Совиное уханье раздалось в господствовавшей над парком тишине после того, как мы простояли минут пять не шевелясь. Звук ширился кругами и замирал во тьме. Отнюдь не радующий душу, он почти развеселил меня своей естественностью, избавил от внутреннего напряжения. Я двинулся вперед, ощутив прилив мужества, волнение улеглось.
Вдруг совсем рядом, у самых наших ног, раздался крик. От неожиданности я прыгнул назад, налетев на шершавую каменную стену и куманику, как и в прошлый раз хлестнувшую меня. Этот новый крик восходил от самой земли — низкий, стенающий, хватающий за душу, исполненный страдания и боли. Невозможно описать, как разнился он от уханья совы: в одном было здоровое буйство и естественность, не вызывавшее у вас сердечной боли, от другого стыла кровь в жилах. Я старался сохранять присутствие духа, но руки мне повиновались плохо, и я долго возился с фонарем, прежде чем удалось отодвинуть экран. Луч метнулся наружу, как живое существо, разом осветив все вокруг. Можно было бы сказать, что мы стоим внутри разрушенного дома, сохранись от него что-нибудь большее, чем описанный выше обломок стены, на котором держался фронтон.

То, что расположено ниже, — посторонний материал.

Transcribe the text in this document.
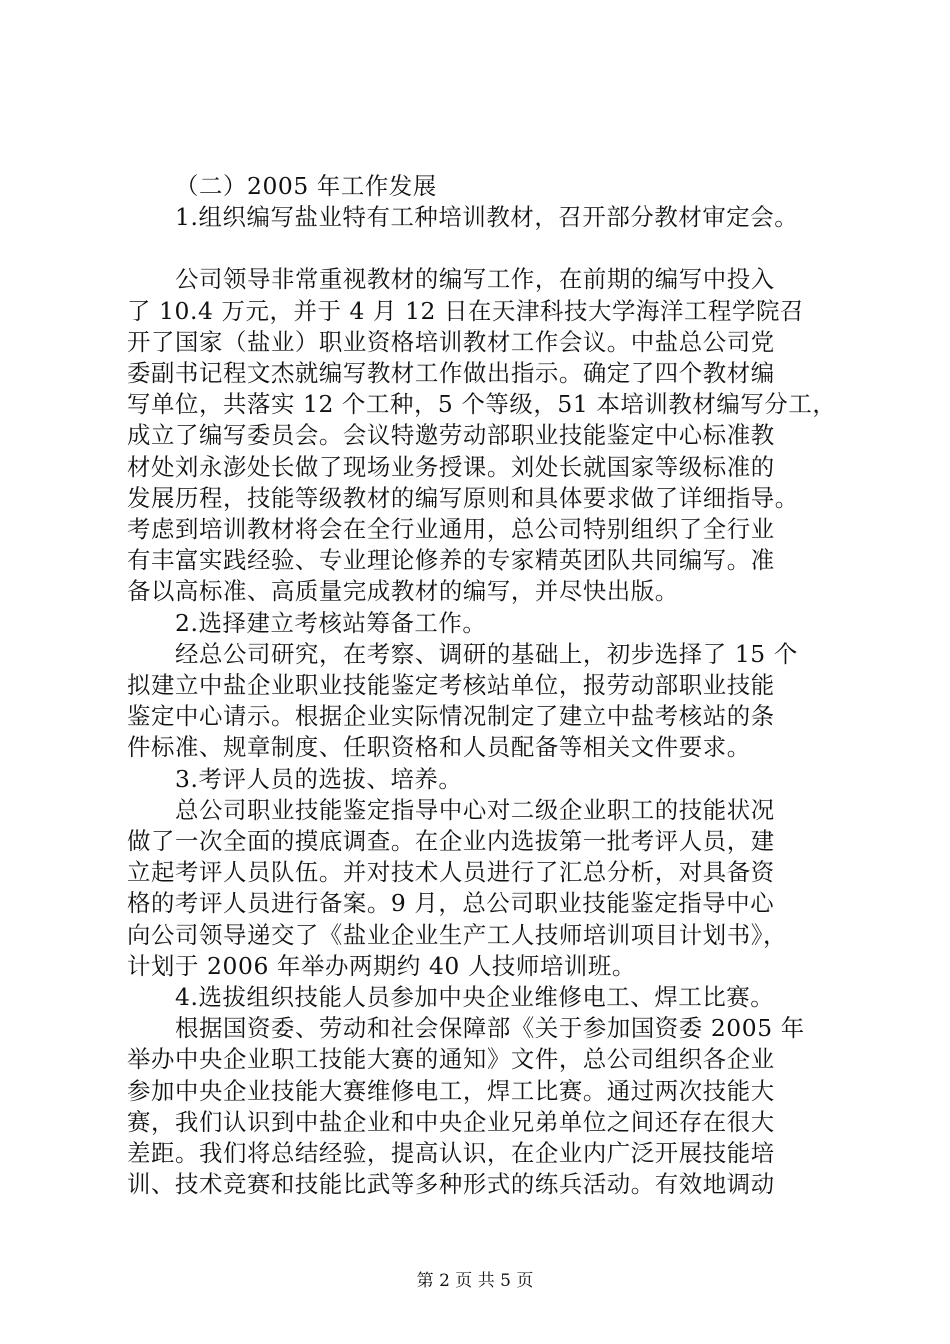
（二）2005 年工作发展
1.组织编写盐业特有工种培训教材，召开部分教材审定会。
公司领导非常重视教材的编写工作，在前期的编写中投入
了 10.4 万元，并于 4 月 12 日在天津科技大学海洋工程学院召
开了国家（盐业）职业资格培训教材工作会议。中盐总公司党
委副书记程文杰就编写教材工作做出指示。确定了四个教材编
写单位，共落实 12 个工种，5 个等级，51 本培训教材编写分工，
成立了编写委员会。会议特邀劳动部职业技能鉴定中心标准教
材处刘永澎处长做了现场业务授课。刘处长就国家等级标准的
发展历程，技能等级教材的编写原则和具体要求做了详细指导。
考虑到培训教材将会在全行业通用，总公司特别组织了全行业
有丰富实践经验、专业理论修养的专家精英团队共同编写。准
备以高标准、高质量完成教材的编写，并尽快出版。
2.选择建立考核站筹备工作。
经总公司研究，在考察、调研的基础上，初步选择了 15 个
拟建立中盐企业职业技能鉴定考核站单位，报劳动部职业技能
鉴定中心请示。根据企业实际情况制定了建立中盐考核站的条
件标准、规章制度、任职资格和人员配备等相关文件要求。
3.考评人员的选拔、培养。
总公司职业技能鉴定指导中心对二级企业职工的技能状况
做了一次全面的摸底调查。在企业内选拔第一批考评人员，建
立起考评人员队伍。并对技术人员进行了汇总分析，对具备资
格的考评人员进行备案。9 月，总公司职业技能鉴定指导中心
向公司领导递交了《盐业企业生产工人技师培训项目计划书》，
计划于 2006 年举办两期约 40 人技师培训班。
4.选拔组织技能人员参加中央企业维修电工、焊工比赛。
根据国资委、劳动和社会保障部《关于参加国资委 2005 年
举办中央企业职工技能大赛的通知》文件，总公司组织各企业
参加中央企业技能大赛维修电工，焊工比赛。通过两次技能大
赛，我们认识到中盐企业和中央企业兄弟单位之间还存在很大
差距。我们将总结经验，提高认识，在企业内广泛开展技能培
训、技术竞赛和技能比武等多种形式的练兵活动。有效地调动
第 2 页 共 5 页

Мы стояли близко от него, как раз напротив дверного проема, выходившего в черноту парка. Свет выхватил из мрака кусок стены с поблескивавшими на ней облачками плюща, раскачивающиеся ветки куманики и зияющий проем двери, ведущей в никуда. Оттуда и доносился голос, затихший, как только вспыхнул свет над этой странной сценической площадкой. Настала минутная тишина, и голос зазвучал с новой силой. Да такой пронзительный и жалобный, что, невольно вздрогнув, я уронил фонарь. Пока я шарил в темноте, стараясь подобрать его, мою руку стиснул Бэгли, видимо, упавший на колени, но я был слишком поглощен происходящим, чтоб удивиться этому. Он ухватился за меня в порыве страха, утратив все свое обычное достоинство.
— Милостивый Боже, что это, сэр? — произнес он, задыхаясь. Поддайся и я страху тогда, нам обоим, несомненно, пришел бы конец.
— Не имею понятия, как и ты, — ответил я. — Мы пришли сюда, чтобы узнать это. Вставай, любезный, вставай! — Я заставил его подняться. — Пойдешь вокруг стены или останешься здесь и будешь светить?
С искаженным от ужаса лицом он пробормотал: — Нельзя ли нам тут остаться вместе, полковник? — У него тряслись колени. Я подтолкнул его к стене и сунул фонарь в руки.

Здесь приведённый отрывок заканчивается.